Des coureuses forcées de se droguer, exploitées sexuellement, voire assassinées. C’est un tableau sombre qui est dépeint dans l’ambitieuse étude sur la course de fond en Afrique de l’Est que Radiosporten et Ekot ont commandée.

Les coureurs sont souvent entre les mains d’agents et d’entraîneurs plus ou moins cyniques, qui les exploitent pour gagner beaucoup d’argent dans le cirque de la course de fond, qui est très riche.

L’histoire d’une jeune fille pauvre Pour que le Kenya puisse participer à ce jeu, il va falloir qu’elle supporte beaucoup de choses. Les pistes mènent en Suède, où une coureuse dont l’adresse du club est Eskilstuna Friidrott a été tentée de se droguer dans le but de réaliser des temps plus rapides et a été suspendue.

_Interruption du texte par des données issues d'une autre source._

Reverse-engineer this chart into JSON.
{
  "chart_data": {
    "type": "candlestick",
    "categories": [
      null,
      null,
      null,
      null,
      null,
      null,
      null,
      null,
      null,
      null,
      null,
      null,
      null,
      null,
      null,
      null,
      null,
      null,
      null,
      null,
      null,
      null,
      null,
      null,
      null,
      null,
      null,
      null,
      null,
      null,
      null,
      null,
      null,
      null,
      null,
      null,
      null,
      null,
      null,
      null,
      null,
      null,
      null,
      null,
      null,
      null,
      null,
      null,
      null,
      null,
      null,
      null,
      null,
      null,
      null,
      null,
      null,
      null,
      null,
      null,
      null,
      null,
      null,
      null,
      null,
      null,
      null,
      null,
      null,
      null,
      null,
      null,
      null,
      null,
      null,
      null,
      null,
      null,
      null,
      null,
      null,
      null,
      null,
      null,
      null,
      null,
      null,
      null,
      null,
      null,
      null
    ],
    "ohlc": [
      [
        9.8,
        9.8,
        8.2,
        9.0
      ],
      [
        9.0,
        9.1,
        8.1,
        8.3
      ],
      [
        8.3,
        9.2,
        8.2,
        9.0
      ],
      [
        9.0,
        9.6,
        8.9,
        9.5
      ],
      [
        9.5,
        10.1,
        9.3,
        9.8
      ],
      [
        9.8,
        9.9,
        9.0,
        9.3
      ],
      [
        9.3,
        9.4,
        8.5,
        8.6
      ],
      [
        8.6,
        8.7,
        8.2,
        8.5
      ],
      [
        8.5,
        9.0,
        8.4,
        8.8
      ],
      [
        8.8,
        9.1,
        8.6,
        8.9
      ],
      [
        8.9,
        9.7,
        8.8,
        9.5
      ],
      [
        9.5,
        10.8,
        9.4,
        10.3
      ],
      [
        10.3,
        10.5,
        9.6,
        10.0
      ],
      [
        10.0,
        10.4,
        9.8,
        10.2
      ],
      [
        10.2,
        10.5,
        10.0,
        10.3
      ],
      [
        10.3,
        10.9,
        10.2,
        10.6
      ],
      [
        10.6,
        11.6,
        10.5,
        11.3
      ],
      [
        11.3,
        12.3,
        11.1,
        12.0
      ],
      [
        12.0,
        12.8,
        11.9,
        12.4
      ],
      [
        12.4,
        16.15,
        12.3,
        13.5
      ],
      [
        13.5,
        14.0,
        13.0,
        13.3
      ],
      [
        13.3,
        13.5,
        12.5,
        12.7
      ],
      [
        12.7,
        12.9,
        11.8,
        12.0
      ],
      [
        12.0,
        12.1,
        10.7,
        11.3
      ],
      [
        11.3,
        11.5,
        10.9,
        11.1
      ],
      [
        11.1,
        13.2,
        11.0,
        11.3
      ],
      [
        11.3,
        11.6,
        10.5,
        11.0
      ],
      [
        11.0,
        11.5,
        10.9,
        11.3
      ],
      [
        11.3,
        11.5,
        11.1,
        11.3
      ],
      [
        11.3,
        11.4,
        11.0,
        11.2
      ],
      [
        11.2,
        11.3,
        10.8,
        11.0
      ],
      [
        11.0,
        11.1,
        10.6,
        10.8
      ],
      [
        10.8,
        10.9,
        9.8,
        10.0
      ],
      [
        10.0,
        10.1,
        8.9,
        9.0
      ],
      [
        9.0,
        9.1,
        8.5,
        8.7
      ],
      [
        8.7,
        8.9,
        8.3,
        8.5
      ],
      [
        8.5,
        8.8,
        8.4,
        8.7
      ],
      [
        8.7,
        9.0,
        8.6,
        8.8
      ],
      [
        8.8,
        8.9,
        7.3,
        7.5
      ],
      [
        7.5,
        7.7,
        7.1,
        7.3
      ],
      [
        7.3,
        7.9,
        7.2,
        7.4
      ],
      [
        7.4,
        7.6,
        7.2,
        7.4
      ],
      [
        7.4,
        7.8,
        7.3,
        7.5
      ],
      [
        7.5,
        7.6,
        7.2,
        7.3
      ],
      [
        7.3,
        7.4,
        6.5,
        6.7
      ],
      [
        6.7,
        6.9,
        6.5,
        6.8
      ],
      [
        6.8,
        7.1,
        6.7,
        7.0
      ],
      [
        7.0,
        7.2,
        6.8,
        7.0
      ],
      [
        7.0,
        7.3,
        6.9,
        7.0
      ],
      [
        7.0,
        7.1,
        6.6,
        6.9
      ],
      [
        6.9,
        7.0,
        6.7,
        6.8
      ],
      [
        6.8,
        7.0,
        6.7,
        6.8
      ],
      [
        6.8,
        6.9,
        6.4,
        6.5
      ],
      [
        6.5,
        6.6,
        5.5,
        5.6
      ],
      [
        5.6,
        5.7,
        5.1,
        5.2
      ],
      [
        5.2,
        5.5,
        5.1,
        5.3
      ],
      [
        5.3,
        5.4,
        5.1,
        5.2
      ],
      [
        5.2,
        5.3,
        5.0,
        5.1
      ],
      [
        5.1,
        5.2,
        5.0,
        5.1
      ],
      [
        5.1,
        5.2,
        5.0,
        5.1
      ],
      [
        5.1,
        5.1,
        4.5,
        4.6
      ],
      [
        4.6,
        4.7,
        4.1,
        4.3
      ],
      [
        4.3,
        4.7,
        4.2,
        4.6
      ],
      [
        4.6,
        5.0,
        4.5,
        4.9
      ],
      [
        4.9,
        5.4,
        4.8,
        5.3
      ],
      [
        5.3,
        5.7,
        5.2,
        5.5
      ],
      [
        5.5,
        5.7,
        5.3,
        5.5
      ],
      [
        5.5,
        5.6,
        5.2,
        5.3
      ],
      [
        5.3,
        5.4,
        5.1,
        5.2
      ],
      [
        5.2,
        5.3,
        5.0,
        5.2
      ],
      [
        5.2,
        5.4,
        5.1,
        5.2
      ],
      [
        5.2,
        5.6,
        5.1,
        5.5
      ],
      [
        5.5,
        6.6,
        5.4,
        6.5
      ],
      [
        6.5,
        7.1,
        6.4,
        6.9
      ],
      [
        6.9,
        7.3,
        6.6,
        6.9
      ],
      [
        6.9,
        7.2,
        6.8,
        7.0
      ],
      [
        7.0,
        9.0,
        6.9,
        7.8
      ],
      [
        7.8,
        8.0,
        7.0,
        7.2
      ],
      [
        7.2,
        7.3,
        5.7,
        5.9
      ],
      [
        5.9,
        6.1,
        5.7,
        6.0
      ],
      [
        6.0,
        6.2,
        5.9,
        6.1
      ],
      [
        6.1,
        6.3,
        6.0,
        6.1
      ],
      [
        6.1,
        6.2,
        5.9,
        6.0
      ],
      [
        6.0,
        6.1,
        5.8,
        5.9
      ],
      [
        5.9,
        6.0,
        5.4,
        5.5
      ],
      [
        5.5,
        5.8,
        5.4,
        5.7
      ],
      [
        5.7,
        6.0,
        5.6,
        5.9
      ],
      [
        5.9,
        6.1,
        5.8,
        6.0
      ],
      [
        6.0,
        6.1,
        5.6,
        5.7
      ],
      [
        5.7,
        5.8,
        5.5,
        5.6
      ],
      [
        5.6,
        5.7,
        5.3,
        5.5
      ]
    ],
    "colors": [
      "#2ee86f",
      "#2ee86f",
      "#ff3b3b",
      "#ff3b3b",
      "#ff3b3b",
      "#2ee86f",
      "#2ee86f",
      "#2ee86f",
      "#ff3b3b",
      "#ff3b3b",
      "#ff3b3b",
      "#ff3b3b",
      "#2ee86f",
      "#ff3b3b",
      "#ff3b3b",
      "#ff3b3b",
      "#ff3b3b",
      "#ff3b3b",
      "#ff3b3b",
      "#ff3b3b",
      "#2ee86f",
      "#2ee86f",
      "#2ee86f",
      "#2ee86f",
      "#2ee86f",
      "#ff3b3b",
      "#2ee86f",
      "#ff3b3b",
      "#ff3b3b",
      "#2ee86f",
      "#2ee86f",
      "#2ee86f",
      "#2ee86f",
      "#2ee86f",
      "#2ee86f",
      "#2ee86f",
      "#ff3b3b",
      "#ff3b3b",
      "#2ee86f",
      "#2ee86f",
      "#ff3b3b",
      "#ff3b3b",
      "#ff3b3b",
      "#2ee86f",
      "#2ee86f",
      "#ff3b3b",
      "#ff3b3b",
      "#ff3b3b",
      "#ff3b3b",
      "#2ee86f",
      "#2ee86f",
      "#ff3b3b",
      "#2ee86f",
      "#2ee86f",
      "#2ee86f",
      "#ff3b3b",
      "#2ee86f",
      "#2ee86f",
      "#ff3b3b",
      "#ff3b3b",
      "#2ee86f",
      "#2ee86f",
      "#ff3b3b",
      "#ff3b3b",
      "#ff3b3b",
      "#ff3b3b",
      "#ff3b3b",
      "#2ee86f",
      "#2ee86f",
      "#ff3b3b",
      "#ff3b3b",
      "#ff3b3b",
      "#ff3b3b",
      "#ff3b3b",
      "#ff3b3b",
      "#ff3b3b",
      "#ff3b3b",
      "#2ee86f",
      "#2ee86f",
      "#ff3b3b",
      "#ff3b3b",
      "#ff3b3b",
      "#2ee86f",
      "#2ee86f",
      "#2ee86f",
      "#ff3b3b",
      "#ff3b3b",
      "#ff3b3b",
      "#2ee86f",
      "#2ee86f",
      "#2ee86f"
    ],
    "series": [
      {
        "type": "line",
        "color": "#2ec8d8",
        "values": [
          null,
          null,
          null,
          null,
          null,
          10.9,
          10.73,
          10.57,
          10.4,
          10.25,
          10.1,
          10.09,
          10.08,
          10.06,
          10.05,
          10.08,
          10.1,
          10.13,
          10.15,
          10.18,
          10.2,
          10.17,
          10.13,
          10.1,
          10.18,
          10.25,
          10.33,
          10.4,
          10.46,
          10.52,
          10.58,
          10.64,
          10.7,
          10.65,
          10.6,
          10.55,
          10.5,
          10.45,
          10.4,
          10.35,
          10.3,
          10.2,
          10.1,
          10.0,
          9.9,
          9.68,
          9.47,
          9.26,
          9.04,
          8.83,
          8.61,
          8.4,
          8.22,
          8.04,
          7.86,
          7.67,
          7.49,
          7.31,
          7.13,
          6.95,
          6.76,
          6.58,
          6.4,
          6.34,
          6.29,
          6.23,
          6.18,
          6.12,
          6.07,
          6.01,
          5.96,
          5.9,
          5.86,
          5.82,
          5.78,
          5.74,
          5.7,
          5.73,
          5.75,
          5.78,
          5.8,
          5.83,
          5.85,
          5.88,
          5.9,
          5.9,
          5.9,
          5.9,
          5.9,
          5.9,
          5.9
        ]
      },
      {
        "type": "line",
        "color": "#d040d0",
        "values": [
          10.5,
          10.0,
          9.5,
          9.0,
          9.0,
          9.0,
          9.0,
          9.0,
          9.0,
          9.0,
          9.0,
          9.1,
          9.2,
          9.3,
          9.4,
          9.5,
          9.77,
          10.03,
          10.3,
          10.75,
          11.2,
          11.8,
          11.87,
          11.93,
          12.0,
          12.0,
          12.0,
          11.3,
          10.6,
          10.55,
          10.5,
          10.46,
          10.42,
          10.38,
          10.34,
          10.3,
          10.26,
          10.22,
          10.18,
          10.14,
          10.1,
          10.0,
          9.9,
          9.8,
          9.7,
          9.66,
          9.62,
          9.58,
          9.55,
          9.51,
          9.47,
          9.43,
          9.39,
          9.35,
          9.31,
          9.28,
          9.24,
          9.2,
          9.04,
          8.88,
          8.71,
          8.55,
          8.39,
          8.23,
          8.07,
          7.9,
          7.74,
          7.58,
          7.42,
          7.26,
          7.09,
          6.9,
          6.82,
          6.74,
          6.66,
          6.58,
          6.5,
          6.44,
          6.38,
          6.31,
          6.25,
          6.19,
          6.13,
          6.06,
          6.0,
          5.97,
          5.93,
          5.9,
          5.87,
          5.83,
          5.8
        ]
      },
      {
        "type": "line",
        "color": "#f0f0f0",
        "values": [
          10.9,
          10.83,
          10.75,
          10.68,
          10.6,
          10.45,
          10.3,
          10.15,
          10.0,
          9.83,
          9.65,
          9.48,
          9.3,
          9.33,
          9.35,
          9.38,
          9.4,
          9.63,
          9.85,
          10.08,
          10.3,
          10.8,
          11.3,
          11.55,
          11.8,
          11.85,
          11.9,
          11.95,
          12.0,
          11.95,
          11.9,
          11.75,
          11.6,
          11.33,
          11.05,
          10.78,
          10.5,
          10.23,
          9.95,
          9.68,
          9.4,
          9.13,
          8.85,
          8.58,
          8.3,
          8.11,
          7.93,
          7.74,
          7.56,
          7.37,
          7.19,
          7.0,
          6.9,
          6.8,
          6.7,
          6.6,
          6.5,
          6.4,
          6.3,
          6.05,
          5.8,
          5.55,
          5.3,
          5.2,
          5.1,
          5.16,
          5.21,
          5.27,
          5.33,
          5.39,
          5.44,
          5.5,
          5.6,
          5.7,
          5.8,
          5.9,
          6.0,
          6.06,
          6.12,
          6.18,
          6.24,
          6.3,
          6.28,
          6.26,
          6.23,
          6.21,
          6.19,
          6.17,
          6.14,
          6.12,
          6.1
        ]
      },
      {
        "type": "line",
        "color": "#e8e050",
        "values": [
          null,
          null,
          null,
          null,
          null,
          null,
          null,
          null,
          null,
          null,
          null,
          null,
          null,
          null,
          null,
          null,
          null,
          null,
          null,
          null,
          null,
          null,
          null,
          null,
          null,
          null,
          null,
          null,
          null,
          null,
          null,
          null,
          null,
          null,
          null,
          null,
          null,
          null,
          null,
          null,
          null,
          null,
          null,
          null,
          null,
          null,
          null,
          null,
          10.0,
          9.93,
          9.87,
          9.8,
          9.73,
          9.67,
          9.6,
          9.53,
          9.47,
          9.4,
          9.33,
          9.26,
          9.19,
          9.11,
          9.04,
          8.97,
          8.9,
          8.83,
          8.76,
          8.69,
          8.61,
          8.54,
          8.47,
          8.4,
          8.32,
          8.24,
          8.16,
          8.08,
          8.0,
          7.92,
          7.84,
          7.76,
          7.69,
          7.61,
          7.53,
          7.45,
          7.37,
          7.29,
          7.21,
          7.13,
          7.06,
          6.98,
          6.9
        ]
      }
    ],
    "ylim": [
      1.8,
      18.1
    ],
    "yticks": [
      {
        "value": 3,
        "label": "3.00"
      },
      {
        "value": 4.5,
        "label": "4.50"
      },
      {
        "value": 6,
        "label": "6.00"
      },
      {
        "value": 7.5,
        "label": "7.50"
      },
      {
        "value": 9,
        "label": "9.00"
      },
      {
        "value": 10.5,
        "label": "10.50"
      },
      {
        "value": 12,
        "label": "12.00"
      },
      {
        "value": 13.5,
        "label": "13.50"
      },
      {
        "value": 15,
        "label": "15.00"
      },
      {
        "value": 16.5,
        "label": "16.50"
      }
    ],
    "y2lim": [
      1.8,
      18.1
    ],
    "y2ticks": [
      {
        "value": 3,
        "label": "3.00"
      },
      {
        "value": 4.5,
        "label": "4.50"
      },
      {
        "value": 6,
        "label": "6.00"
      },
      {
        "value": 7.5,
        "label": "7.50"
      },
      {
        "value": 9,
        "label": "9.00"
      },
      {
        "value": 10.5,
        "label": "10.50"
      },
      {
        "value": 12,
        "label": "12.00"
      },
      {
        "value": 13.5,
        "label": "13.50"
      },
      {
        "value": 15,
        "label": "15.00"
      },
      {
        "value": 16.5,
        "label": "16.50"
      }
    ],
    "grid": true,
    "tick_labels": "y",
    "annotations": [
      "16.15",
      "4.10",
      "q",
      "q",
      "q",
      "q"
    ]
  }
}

La situation est bien pire pour Agnes Tirop, qui est contrôlée et exploitée par son mari/entraîneur, ce qui n’échappe pas à son agent. Deux mois après avoir terminé quatrième aux Jeux olympiques de Tokyo, elle est poignardée et son mari est arrêté pour le meurtre.

Les jeunes femmes se voient promettre une protection, mais la réalité est souvent différente.

L’image sombre des courses kenyanes n’est pas nouvelle. Il y a dix ans, le journaliste allemand Hajo Seppelt s’est rendu au Kenya en se faisant passer pour un agent. A l’aide d’une caméra cachée, il a filmé un médecin qui proposait de devenir consultant pour les coureurs désireux de se doper. À Nairobi, M. Seppelt a visité un bâtiment où étaient vendus des produits dopants et où les murs étaient remplis de photos de célèbres coureurs de fond.

Mais l’histoire montre que la relation parfois malsaine entre les entraîneurs/agents et les athlètes existe également dans d’autres pays. Il y a 50 ans, les « pilules vitaminées » que les adolescents est-allemands devaient prendre après leur entraînement à l’école de sport de Berlin étaient en fait des stéroïdes anabolisants, le Turinabol.

C’est Charlie Francis, l’entraîneur de Ben Johnson, qui a convaincu le maigre Canadien qu’il pouvait courir plus vite que Carl Lewis, mais qu’il devait ensuite tricher pour obtenir de plus gros muscles.

Ou prenez l’entraîneur chinois Ma Junren et son armée de coureuses exploitées sans pitié, noyées dans les stimulants de performance.

Bien entendu, l’athlétisme n’est pas le seul à connaître ces conditions malsaines. Se laisser exploiter, en particulier pour les athlètes issus de milieux moins privilégiés, peut être le seul moyen de passer par le chas de l’aiguille pour entrer dans le monde des grands prix et des contrats de sponsoring.

C’est une sous-estimation à l’athlétisme de ne pas avoir fait plus pour résoudre le problème au fil des ans.

Une grande responsabilité incombe aux fabricants de chaussures de sport, dont les millions de sponsoring alimentent la course à l’argent. La réticence à répondre aux questions difficiles qui a toujours existé dans des entreprises comme Nike est également évidente dans la « guerre de la course à pied ».